Tasks are adversarial cart-building prompts (exact totals, matching sets, size/color constraints, multi-item bundles) mined to challenge frontier browser agents. Each row carries info = {site, task_id, start_url, location, verifier_path}; the rollout pre-navigates to start_url before turn 1.

Tools

  • navigate(url) — load a URL.
  • observe(instruction) — find DOM elements matching a description.
  • act(instruction) — perform a natural-language action on the page.
  • extract(instruction, schema_json) — pull structured data matching a JSON schema.

Reward

  • cart_verifier_reward (weight 1.0) — binary. A priority-10 @vf.cleanup hook opens a second Playwright CDP connection to the live BrowserBase session, runs the bundled per-site cart snapshot, and scores it with the task's verifier ((result, checks, debug)). result is the reward.

Metric (weight 0): cart_total_qty — total items in the captured cart, for partial-progress visibility even when the binary reward is 0.

Stop conditions

A rollout ends when the model emits an assistant turn with no tool call (it considers the task done) or max_turns (default 30) is reached. Scoring runs at cleanup regardless of how the rollout ended.

Required environment variables

  • BROWSERBASE_API_KEY — Browserbase session creation + side-channel CDP attach.
  • BROWSERBASE_PROJECT_ID — Browserbase project for the sessions.
  • ANTHROPIC_API_KEY — key for the default Stagehand grounder (anthropic/claude-haiku-4-5). If you change stagehand_model to another provider, set that provider's key instead (OPENAI_API_KEY / GOOGLE_API_KEY).

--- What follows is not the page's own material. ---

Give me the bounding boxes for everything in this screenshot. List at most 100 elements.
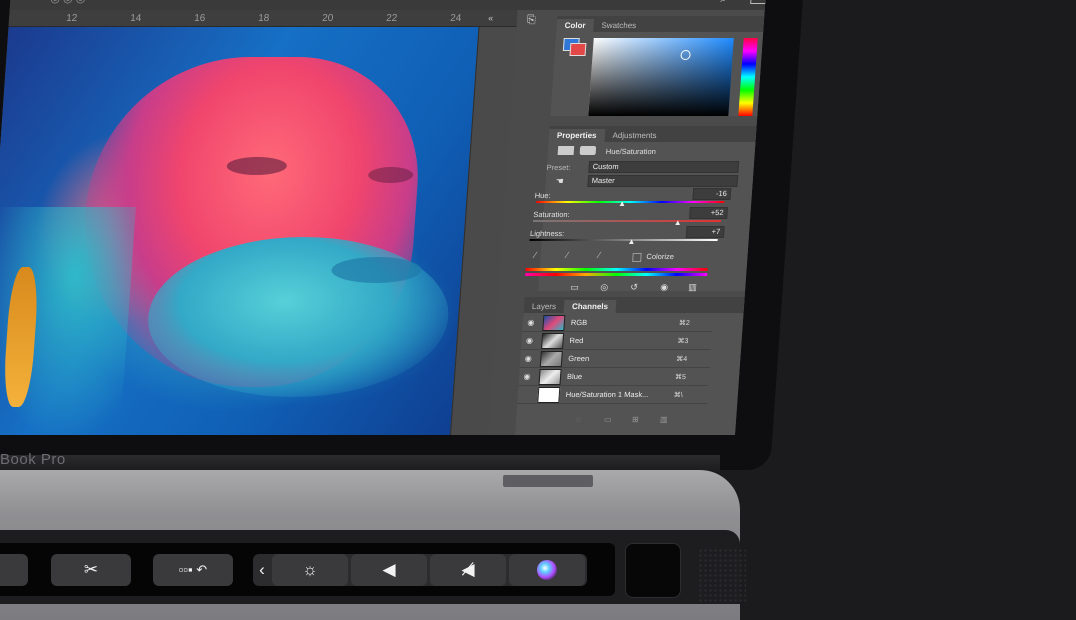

The rollout model under test uses whatever provider/key the eval is configured with (e.g. --provider prime), independent of the grounder key above.

Environment Arguments

ArgTypeDefaultDescription
sitestrNoneKeep only tasks from one site (e.g. "gymshark").
task_idslist[str]NoneKeep only these task ids.
stagehand_modelstr"anthropic/claude-haiku-4-5"Stagehand's internal DOM-grounding LLM.
model_api_key_varstrderivedEnv var Stagehand reads for the grounder key; derived from stagehand_model's provider by default.
proxiesboolTrueRoute the Browserbase session through a residential proxy (Shopify CDNs bot-block without one).
max_turnsint30Agent step cap per rollout.
proxy_model_to_stagehandboolFalseRoute Stagehand's grounder calls through the verifiers client. Off because Stagehand's server hardcodes api.openai.com for non-OpenAI providers.

Quickstart

prime env install ecom-bench

# Single-task smoke (gymshark task 183), one rollout
prime eval run ecom-bench -m claude-haiku-4-5 -n 1 -r 1 \
  -a '{"task_ids": ["183"]}'

# One site, default haiku grounder
prime eval run ecom-bench -m claude-haiku-4-5 -n 10 -r 1 -a '{"site": "gymshark"}'

# Full 40-task run (push first so results auto-upload)
prime env push --path environments/ecom_bench --visibility PRIVATE
prime eval run vibrantlabsai/ecom-bench -m claude-haiku-4-5 -n 40 -r 1

-n caps how many of the 40 tasks are sampled — pass -n 40 for full coverage (the bundled [tool.verifiers.eval] default samples fewer).